The report is critical of Indian insurance companies, whose pursuit of top line growth at any cost has led to inefficient business models and inferior operating margins in comparison to international benchmarks in both the life and non-life insurance sector. Overall, there has been a limited focus on the end customer, with intermediaries given a more prominent role among Indian insurers. Companies have been criticized for not maximizing value from existing customers.
To achieve sustainable profitability FICCI suggests that domestic life insurers need to fix their agency operating model, build long-term strategic non-agency partnerships, invest and develop alternative channels and products, and most importantly to better incorporate an innovative customer-centric operating model. For non-life insurers, the report outlined similar objectives: develop an optimal product portfolio, move towards risk based pricing, develop innovative claims management systems and establish alternate distribution channels and retail products.
The national government and insurance regulators will also have an important role in enabling Indian insurers to sustain profitability.
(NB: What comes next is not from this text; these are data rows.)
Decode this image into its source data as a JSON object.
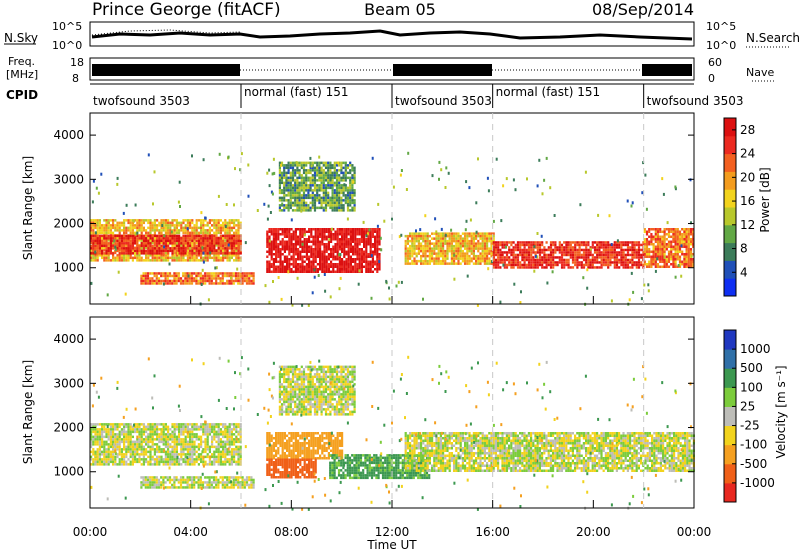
{
  "header": {
    "station": "Prince George (fitACF)",
    "beam": "Beam 05",
    "date": "08/Sep/2014"
  },
  "noise_panel": {
    "left_label": "N.Sky",
    "right_label": "N.Search",
    "ticks": [
      "10^5",
      "10^0"
    ]
  },
  "freq_panel": {
    "left_label_top": "Freq.",
    "left_label_unit": "[MHz]",
    "left_ticks": [
      "18",
      "8"
    ],
    "right_ticks": [
      "60",
      "0"
    ],
    "right_label": "Nave"
  },
  "cpid": {
    "label": "CPID",
    "segments": [
      {
        "text": "twofsound 3503",
        "row": "low"
      },
      {
        "text": "normal (fast) 151",
        "row": "high"
      },
      {
        "text": "twofsound 3503",
        "row": "low"
      },
      {
        "text": "normal (fast) 151",
        "row": "high"
      },
      {
        "text": "twofsound 3503",
        "row": "low"
      }
    ]
  },
  "power_colorbar": {
    "label": "Power [dB]",
    "ticks": [
      "4",
      "8",
      "12",
      "16",
      "20",
      "24",
      "28"
    ],
    "colors": [
      "#0f2ff2",
      "#2050b8",
      "#3c7c5a",
      "#62a845",
      "#b8c82c",
      "#f2d31d",
      "#f39c1e",
      "#f36020",
      "#ec2a20",
      "#dc1010"
    ]
  },
  "velocity_colorbar": {
    "label": "Velocity [m s⁻¹]",
    "ticks": [
      "1000",
      "500",
      "100",
      "25",
      "-25",
      "-100",
      "-500",
      "-1000"
    ],
    "colors": [
      "#2038c0",
      "#3070a8",
      "#3c9850",
      "#7ccc3c",
      "#bdbdb8",
      "#f2d31d",
      "#f5a020",
      "#f06018",
      "#e82820"
    ]
  },
  "common_axes": {
    "ylabel": "Slant Range [km]",
    "xlabel": "Time UT",
    "x_ticks": [
      "00:00",
      "04:00",
      "08:00",
      "12:00",
      "16:00",
      "20:00",
      "00:00"
    ],
    "y_ticks": [
      "1000",
      "2000",
      "3000",
      "4000"
    ]
  },
  "chart_data": {
    "type": "heatmap",
    "x_range_hours": [
      0,
      24
    ],
    "y_range_km": [
      180,
      4500
    ],
    "grid": false,
    "mode_switch_times_hours": [
      6,
      12,
      16,
      22
    ],
    "power_regions": [
      {
        "t0": 0.0,
        "t1": 6.0,
        "r0": 1150,
        "r1": 2100,
        "value_db": 18
      },
      {
        "t0": 0.0,
        "t1": 6.0,
        "r0": 1350,
        "r1": 1750,
        "value_db": 26
      },
      {
        "t0": 2.0,
        "t1": 6.5,
        "r0": 650,
        "r1": 900,
        "value_db": 22
      },
      {
        "t0": 7.0,
        "t1": 11.5,
        "r0": 900,
        "r1": 1900,
        "value_db": 29
      },
      {
        "t0": 7.5,
        "t1": 10.5,
        "r0": 2300,
        "r1": 3400,
        "value_db": 10
      },
      {
        "t0": 12.5,
        "t1": 16.0,
        "r0": 1100,
        "r1": 1800,
        "value_db": 18
      },
      {
        "t0": 16.0,
        "t1": 22.0,
        "r0": 1000,
        "r1": 1600,
        "value_db": 26
      },
      {
        "t0": 22.0,
        "t1": 24.0,
        "r0": 1000,
        "r1": 1900,
        "value_db": 22
      }
    ],
    "velocity_regions": [
      {
        "t0": 0.0,
        "t1": 6.0,
        "r0": 1150,
        "r1": 2100,
        "value_ms": 0
      },
      {
        "t0": 2.0,
        "t1": 6.5,
        "r0": 650,
        "r1": 900,
        "value_ms": 0
      },
      {
        "t0": 7.0,
        "t1": 10.0,
        "r0": 1300,
        "r1": 1900,
        "value_ms": -300
      },
      {
        "t0": 7.0,
        "t1": 9.0,
        "r0": 900,
        "r1": 1300,
        "value_ms": -600
      },
      {
        "t0": 9.5,
        "t1": 13.5,
        "r0": 850,
        "r1": 1400,
        "value_ms": 150
      },
      {
        "t0": 7.5,
        "t1": 10.5,
        "r0": 2300,
        "r1": 3400,
        "value_ms": 0
      },
      {
        "t0": 12.5,
        "t1": 24.0,
        "r0": 1000,
        "r1": 1900,
        "value_ms": 0
      }
    ]
  }
}
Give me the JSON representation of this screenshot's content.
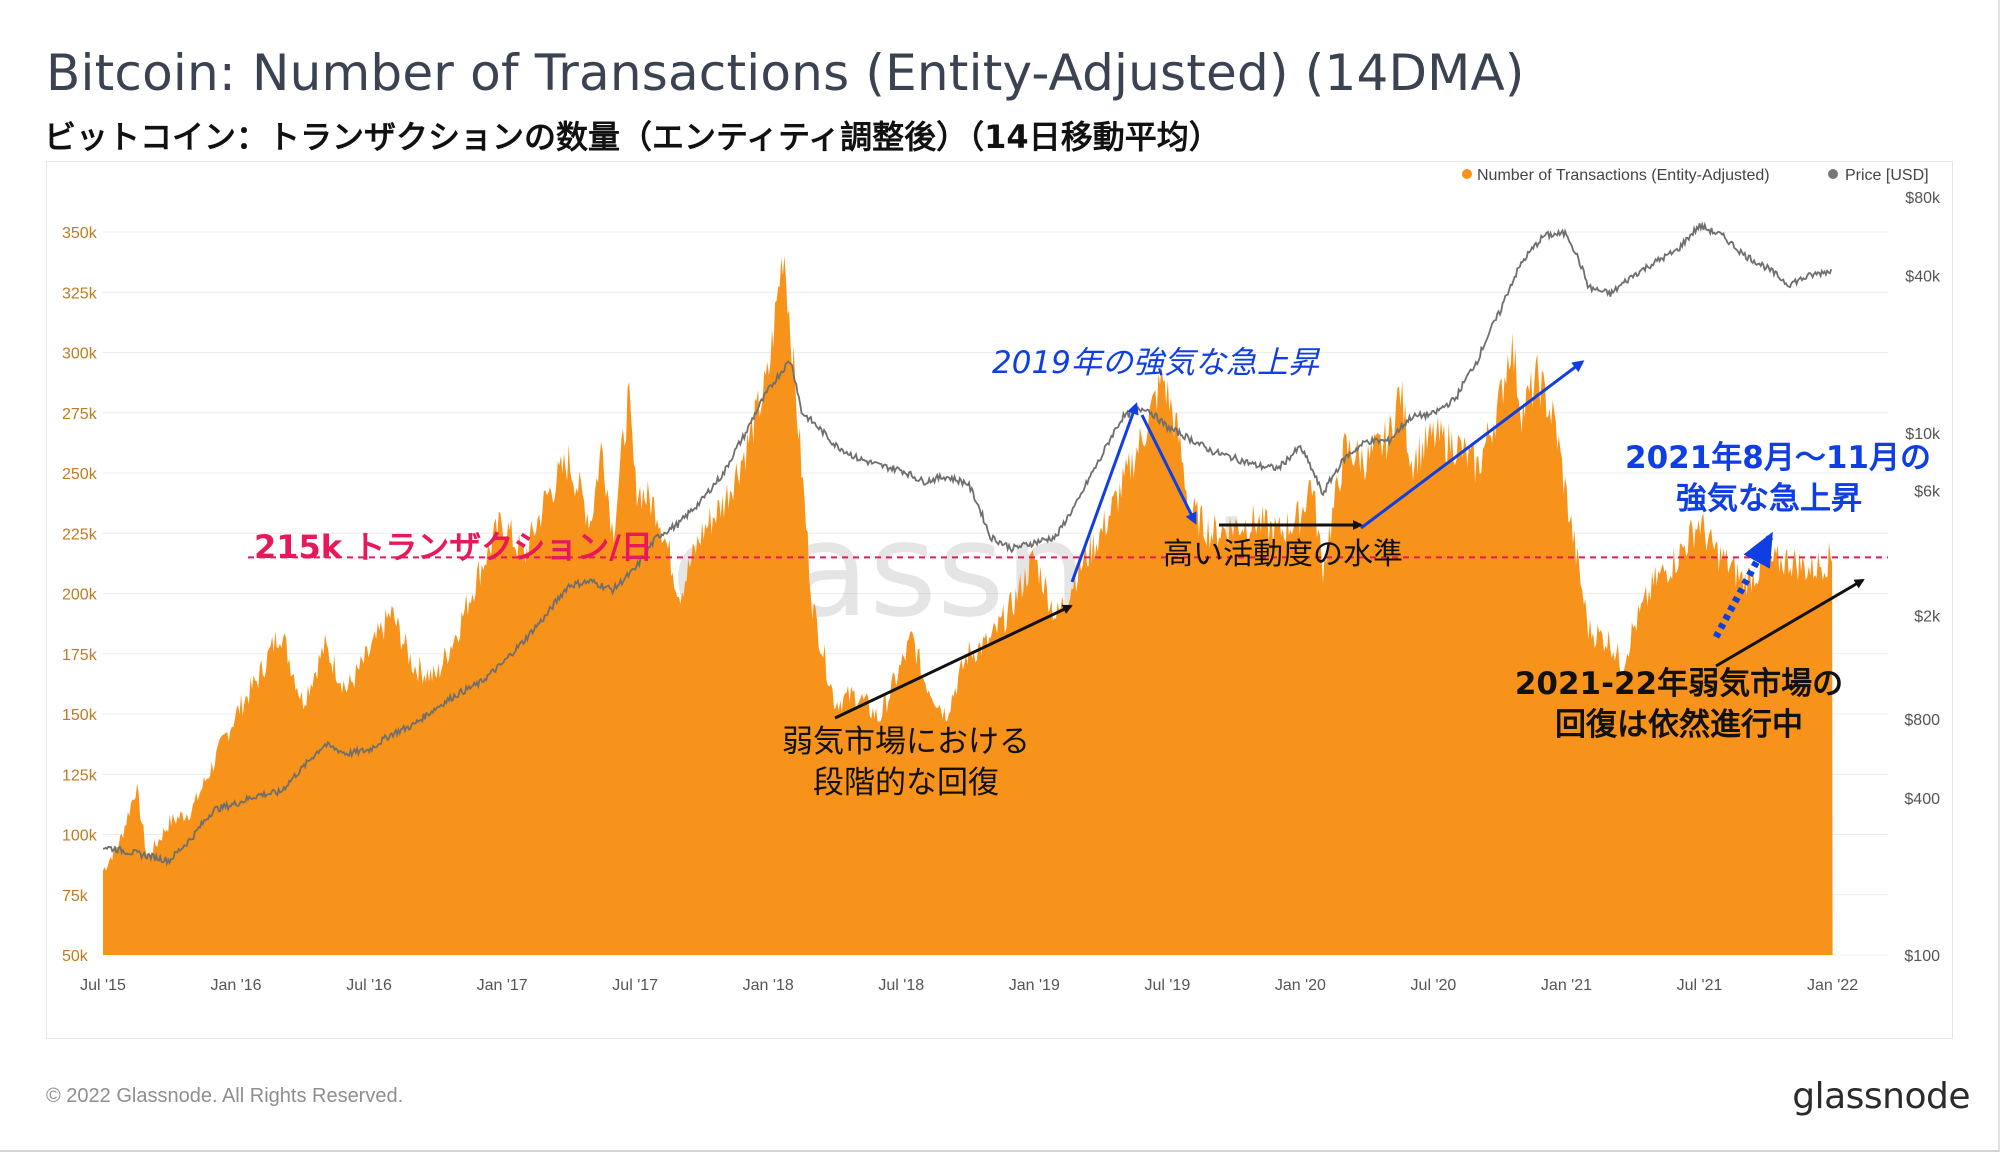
{
  "header": {
    "title": "Bitcoin: Number of Transactions (Entity-Adjusted) (14DMA)",
    "subtitle": "ビットコイン：トランザクションの数量（エンティティ調整後）（14日移動平均）"
  },
  "footer": {
    "copyright": "© 2022 Glassnode. All Rights Reserved.",
    "logo": "glassnode"
  },
  "watermark": "glassnode",
  "colors": {
    "transactions": "#f7931a",
    "price": "#777777",
    "threshold": "#e8185a",
    "blue_annotation": "#0f3fe3",
    "black_annotation": "#111111"
  },
  "chart_data": {
    "type": "area",
    "title": "Bitcoin: Number of Transactions (Entity-Adjusted) (14DMA)",
    "x_ticks": [
      "Jul '15",
      "Jan '16",
      "Jul '16",
      "Jan '17",
      "Jul '17",
      "Jan '18",
      "Jul '18",
      "Jan '19",
      "Jul '19",
      "Jan '20",
      "Jul '20",
      "Jan '21",
      "Jul '21",
      "Jan '22"
    ],
    "x_range_months": [
      0,
      80.5
    ],
    "y_left": {
      "label": "",
      "ticks": [
        "50k",
        "75k",
        "100k",
        "125k",
        "150k",
        "175k",
        "200k",
        "225k",
        "250k",
        "275k",
        "300k",
        "325k",
        "350k"
      ],
      "min": 50000,
      "max": 350000
    },
    "y_right": {
      "label": "Price [USD]",
      "scale": "log",
      "ticks": [
        "$100",
        "$400",
        "$800",
        "$2k",
        "$6k",
        "$10k",
        "$40k",
        "$80k"
      ],
      "values": [
        100,
        400,
        800,
        2000,
        6000,
        10000,
        40000,
        80000
      ]
    },
    "legend": [
      {
        "name": "Number of Transactions (Entity-Adjusted)",
        "color": "#f7931a"
      },
      {
        "name": "Price [USD]",
        "color": "#777777"
      }
    ],
    "legend_position": "top-right",
    "series": [
      {
        "name": "Number of Transactions (Entity-Adjusted)",
        "axis": "left",
        "points": [
          [
            0,
            85000
          ],
          [
            0.8,
            98000
          ],
          [
            1.5,
            120000
          ],
          [
            2,
            90000
          ],
          [
            3,
            105000
          ],
          [
            4,
            110000
          ],
          [
            5,
            130000
          ],
          [
            6,
            150000
          ],
          [
            7,
            165000
          ],
          [
            8,
            185000
          ],
          [
            9,
            155000
          ],
          [
            10,
            178000
          ],
          [
            11,
            160000
          ],
          [
            12,
            175000
          ],
          [
            13,
            192000
          ],
          [
            14,
            170000
          ],
          [
            15,
            165000
          ],
          [
            16,
            185000
          ],
          [
            17,
            210000
          ],
          [
            18,
            230000
          ],
          [
            19,
            215000
          ],
          [
            20,
            240000
          ],
          [
            21,
            255000
          ],
          [
            22,
            230000
          ],
          [
            22.5,
            262000
          ],
          [
            23,
            225000
          ],
          [
            23.7,
            282000
          ],
          [
            24,
            245000
          ],
          [
            25,
            235000
          ],
          [
            26,
            200000
          ],
          [
            27,
            225000
          ],
          [
            28,
            238000
          ],
          [
            29,
            260000
          ],
          [
            30,
            290000
          ],
          [
            30.7,
            345000
          ],
          [
            31,
            310000
          ],
          [
            32,
            195000
          ],
          [
            33,
            155000
          ],
          [
            34,
            158000
          ],
          [
            35,
            148000
          ],
          [
            36,
            170000
          ],
          [
            36.5,
            182000
          ],
          [
            37,
            165000
          ],
          [
            38,
            150000
          ],
          [
            39,
            175000
          ],
          [
            40,
            180000
          ],
          [
            41,
            195000
          ],
          [
            42,
            215000
          ],
          [
            43,
            190000
          ],
          [
            44,
            210000
          ],
          [
            45,
            225000
          ],
          [
            46,
            245000
          ],
          [
            47,
            268000
          ],
          [
            47.8,
            290000
          ],
          [
            48.5,
            265000
          ],
          [
            49,
            235000
          ],
          [
            50,
            225000
          ],
          [
            51,
            228000
          ],
          [
            52,
            230000
          ],
          [
            53,
            225000
          ],
          [
            54,
            232000
          ],
          [
            54.5,
            248000
          ],
          [
            55,
            210000
          ],
          [
            56,
            260000
          ],
          [
            57,
            255000
          ],
          [
            58,
            265000
          ],
          [
            58.5,
            285000
          ],
          [
            59,
            255000
          ],
          [
            60,
            265000
          ],
          [
            61,
            262000
          ],
          [
            62,
            252000
          ],
          [
            63,
            280000
          ],
          [
            63.5,
            305000
          ],
          [
            64,
            275000
          ],
          [
            64.7,
            290000
          ],
          [
            65.5,
            270000
          ],
          [
            66,
            240000
          ],
          [
            67,
            185000
          ],
          [
            68,
            180000
          ],
          [
            68.5,
            170000
          ],
          [
            69,
            185000
          ],
          [
            70,
            205000
          ],
          [
            71,
            215000
          ],
          [
            72,
            230000
          ],
          [
            72.5,
            220000
          ],
          [
            73,
            215000
          ],
          [
            74,
            205000
          ],
          [
            75,
            212000
          ],
          [
            76,
            214000
          ],
          [
            77,
            210000
          ],
          [
            78,
            215000
          ]
        ]
      },
      {
        "name": "Price [USD]",
        "axis": "right",
        "points": [
          [
            0,
            260
          ],
          [
            2,
            240
          ],
          [
            3,
            230
          ],
          [
            4,
            280
          ],
          [
            5,
            360
          ],
          [
            6,
            380
          ],
          [
            7,
            410
          ],
          [
            8,
            420
          ],
          [
            9,
            520
          ],
          [
            10,
            640
          ],
          [
            11,
            590
          ],
          [
            12,
            610
          ],
          [
            13,
            700
          ],
          [
            14,
            760
          ],
          [
            15,
            880
          ],
          [
            16,
            1000
          ],
          [
            17,
            1100
          ],
          [
            18,
            1300
          ],
          [
            19,
            1600
          ],
          [
            20,
            2000
          ],
          [
            21,
            2600
          ],
          [
            22,
            2700
          ],
          [
            23,
            2500
          ],
          [
            24,
            3000
          ],
          [
            25,
            4000
          ],
          [
            26,
            4500
          ],
          [
            27,
            5500
          ],
          [
            28,
            7000
          ],
          [
            29,
            10000
          ],
          [
            30,
            14500
          ],
          [
            31,
            19000
          ],
          [
            31.5,
            12000
          ],
          [
            32,
            11000
          ],
          [
            33,
            9000
          ],
          [
            34,
            8000
          ],
          [
            35,
            7500
          ],
          [
            36,
            7200
          ],
          [
            37,
            6500
          ],
          [
            38,
            6800
          ],
          [
            39,
            6400
          ],
          [
            40,
            4000
          ],
          [
            41,
            3600
          ],
          [
            42,
            3800
          ],
          [
            43,
            4000
          ],
          [
            44,
            5500
          ],
          [
            45,
            8000
          ],
          [
            46,
            11500
          ],
          [
            47,
            12500
          ],
          [
            48,
            10500
          ],
          [
            49,
            9500
          ],
          [
            50,
            8500
          ],
          [
            51,
            8000
          ],
          [
            52,
            7500
          ],
          [
            53,
            7300
          ],
          [
            54,
            8800
          ],
          [
            55,
            5800
          ],
          [
            56,
            8000
          ],
          [
            57,
            9300
          ],
          [
            58,
            9300
          ],
          [
            59,
            11500
          ],
          [
            60,
            11800
          ],
          [
            61,
            13500
          ],
          [
            62,
            19000
          ],
          [
            63,
            29000
          ],
          [
            64,
            45000
          ],
          [
            65,
            57000
          ],
          [
            66,
            58000
          ],
          [
            67,
            36000
          ],
          [
            68,
            34000
          ],
          [
            69,
            40000
          ],
          [
            70,
            45000
          ],
          [
            71,
            50000
          ],
          [
            72,
            62000
          ],
          [
            73,
            57000
          ],
          [
            74,
            48000
          ],
          [
            75,
            43000
          ],
          [
            76,
            37000
          ],
          [
            77,
            40000
          ],
          [
            78,
            42000
          ]
        ]
      }
    ],
    "reference_line": {
      "value": 215000,
      "label": "215k トランザクション/日"
    },
    "annotations": [
      {
        "id": "gradual",
        "text": [
          "弱気市場における",
          "段階的な回復"
        ]
      },
      {
        "id": "surge2019",
        "text": [
          "2019年の強気な急上昇"
        ]
      },
      {
        "id": "high",
        "text": [
          "高い活動度の水準"
        ]
      },
      {
        "id": "surge2021",
        "text": [
          "2021年8月〜11月の",
          "強気な急上昇"
        ]
      },
      {
        "id": "bear2122",
        "text": [
          "2021-22年弱気市場の",
          "回復は依然進行中"
        ]
      }
    ]
  }
}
FICCI outlines several items that should be on the authorities' agenda, including regulation to relax Indian ownership and investment norms, defining IPO standards in the country,
permitting banks to sell policies from multiple insurers, standardize electronic insurance statements and to enable Indian insurers to more easily expand internationally.
A bill to raise the foreign direct investment (FDI) cap in the private insurance market from the current 26 percent up to 49 percent is currently pending in Parliament. This legislation will be important in attracting the necessary capital and international expertise towards the Indian insurance sector. India has tremendous economic potential due to its large labor force and rapidly expanding middle class. The projected increase in per-capita GDP will correlate with an increasing demand for a wide range of insurance and investment products. International insurance companies and domestic Indian insurers have been gaining increased market penetration through providing insurance protection products and financial services to meet the emerging demands of this more prosperous population but, with a population exceeding a billion people, the potential for further business appears infinite.
The Boston Consulting Group
The Boston Consulting Group (BCG) is a global management consulting firm and one of the world's leading advisors on business strategy. BCG partners with clients in all sectors and regions to identify opportunities, address critical challenges, and transform their businesses. Founded in 1963, BCG is a private company that operates through 71 offices in 41 different countries.
Federation of Indian Chambers of Commerce and Industry (FICCI) is India's head chamber representing over 500 industry associations and business units employing over 20 million people. FICCI works closely with the Indian Central and State governments and regulatory bodies to research and implement policy change.